Tuesday, January 15, 2008

Feelin' philosophical ...

The last several days, weeks and months have been filled with trials and tribulations. And I don't say that flippantly. There have been struggles in many aspects of my life, most predominantly with the deaths of my three grandmothers, but I've been noticing the "struggle" theme coming up in many, many, MANY facets of my day-to-day being. And I've started to slowly, finally connect a few dots and get a glimpse of the bigger picture.

With hardship, with getting through the seemingly unbearable, there is a light at the other end of the tunnel and it is beautiful.

This last year has perhaps been one of the longest and most productive I've ever felt. There was happy, there was sad, there was thrill and there was downright depressing. And when I look back on the year, I feel like I've grown. I feel like I've lived, not just existed. I've come out the other end better for all the headaches and pain.

The pain ... it's brought me back to contemplate the births of my three younguns. All born at home, no drugs and not necessarily the easiest of labors. It was painful, it sucked, and I was momentarily crazy ... but once they were born, there was peace. I'm not overly frou-frou when it comes to childbirth; I'm mostly scared of doctors. I'm pretty blunt about the realities of pregnancy and the ups and downs of parenthood. But I can honestly say upon reflection, this was one of my first real-life "ahas" where I finally understood the miracle of sacrifice. About how suffering can bring even greater peace, even pleasure once you get to the other side.

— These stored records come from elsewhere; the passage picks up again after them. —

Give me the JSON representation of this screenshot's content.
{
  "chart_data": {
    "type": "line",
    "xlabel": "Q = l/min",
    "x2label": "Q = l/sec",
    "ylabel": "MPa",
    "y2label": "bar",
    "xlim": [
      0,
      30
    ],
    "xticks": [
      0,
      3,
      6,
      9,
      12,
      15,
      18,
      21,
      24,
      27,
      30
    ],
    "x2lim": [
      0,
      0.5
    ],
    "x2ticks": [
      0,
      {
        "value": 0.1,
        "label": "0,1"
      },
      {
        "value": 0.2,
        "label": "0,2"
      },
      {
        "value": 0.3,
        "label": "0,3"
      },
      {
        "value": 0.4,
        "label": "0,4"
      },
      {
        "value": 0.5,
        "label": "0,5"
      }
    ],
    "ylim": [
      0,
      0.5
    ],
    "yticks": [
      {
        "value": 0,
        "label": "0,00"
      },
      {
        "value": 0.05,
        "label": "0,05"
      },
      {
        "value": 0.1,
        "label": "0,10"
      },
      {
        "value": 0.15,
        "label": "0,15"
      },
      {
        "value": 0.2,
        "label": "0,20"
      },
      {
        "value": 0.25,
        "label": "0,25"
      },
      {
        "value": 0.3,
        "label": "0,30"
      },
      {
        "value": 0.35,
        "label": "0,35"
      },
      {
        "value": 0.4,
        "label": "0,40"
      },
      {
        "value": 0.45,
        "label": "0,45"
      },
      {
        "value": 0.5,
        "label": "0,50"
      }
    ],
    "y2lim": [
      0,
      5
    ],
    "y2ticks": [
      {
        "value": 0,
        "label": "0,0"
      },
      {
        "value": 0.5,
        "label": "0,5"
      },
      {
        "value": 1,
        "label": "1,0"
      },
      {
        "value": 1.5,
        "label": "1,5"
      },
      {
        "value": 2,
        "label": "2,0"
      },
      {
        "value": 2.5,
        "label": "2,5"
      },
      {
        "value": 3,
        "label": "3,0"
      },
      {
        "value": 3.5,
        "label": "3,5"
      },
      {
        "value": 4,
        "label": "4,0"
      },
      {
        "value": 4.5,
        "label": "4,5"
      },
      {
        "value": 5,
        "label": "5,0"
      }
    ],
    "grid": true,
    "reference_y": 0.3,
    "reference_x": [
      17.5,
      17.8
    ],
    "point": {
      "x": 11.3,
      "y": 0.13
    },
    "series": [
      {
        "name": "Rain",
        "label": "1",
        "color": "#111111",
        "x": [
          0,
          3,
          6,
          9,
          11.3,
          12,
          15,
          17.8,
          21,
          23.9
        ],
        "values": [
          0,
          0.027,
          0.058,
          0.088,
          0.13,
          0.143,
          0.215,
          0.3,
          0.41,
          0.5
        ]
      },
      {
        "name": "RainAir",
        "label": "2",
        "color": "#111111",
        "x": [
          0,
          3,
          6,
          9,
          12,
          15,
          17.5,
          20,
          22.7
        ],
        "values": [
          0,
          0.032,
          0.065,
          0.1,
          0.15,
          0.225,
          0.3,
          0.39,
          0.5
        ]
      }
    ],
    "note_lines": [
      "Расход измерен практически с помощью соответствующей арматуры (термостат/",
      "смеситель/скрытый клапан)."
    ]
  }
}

It's a theme that's been reflected this past year mostly in death. I've long been scared of death and its finality. But this past year I've witnessed the final hours of one grandmother begging please ... begging for what the loved ones who surrounded her can only guess was freedom from her pain; she was ready. This was the first time death had truly hit home as something more than death to me. It was real, and painful to us survivors, but so obviously freeing for her. Then there was my step-grandmother, who we found out after her sudden death had written letters to God to take her home once she'd gotten everything in order. And, finally, the death of my grandmother and second mother. A woman who'd lived with verve, and whose final months were a mix of good moments with her and her vast and ever-expanding family, and many more moments that were so obviously torture to her memory faded and her pain increased. With her passing, we know the pain we feel is for ourselves; we know that her soul is free once again.

This year of needed reflection then brings me back to the here, the now, the years I likely have left on Earth. Brings me to the struggles that may occur in the many other aspects of my life, and I have a different perspective than I would have just a year ago. A year ago, some of the struggles and the imperfect situations I've been faced with, either on my own or as a group ... they no longer look as daunting or as cursed. I see opportunity.

In the face of adversity, I now see opportunity.

And I hope ... I wish ... I indeed pray that I'm able to hang on to that vantage point for the rest of my life ... because hope is a beautiful thing.

4 comments:

manleyj said...

Beautiful perspective. Thank you (sniffle...).

Camille said...

I compltely agree with you. The light on the otherside completes the painful journey of losing our loved ones, and the pain we feel is only because we've been left behind with this void, but we know that they are happy and experiencing life in a new way and that gives us comfort.

I know that without my mother's passing, I would not be who I am today, and I am stronger and wiser for it...though I would trade anything to still have her here...sort of a catch 22...

Jenny said...

Such wonderful statements. Also got me thinking about your birth stories. I thought about you guys when I was in labor. How wonderful and strong you were. How inspiring your stories. Then, with my beautiful perfect epidural in place, I took a nap. :)

Kate said...

Oh, c'mon, are you trying to make me cry?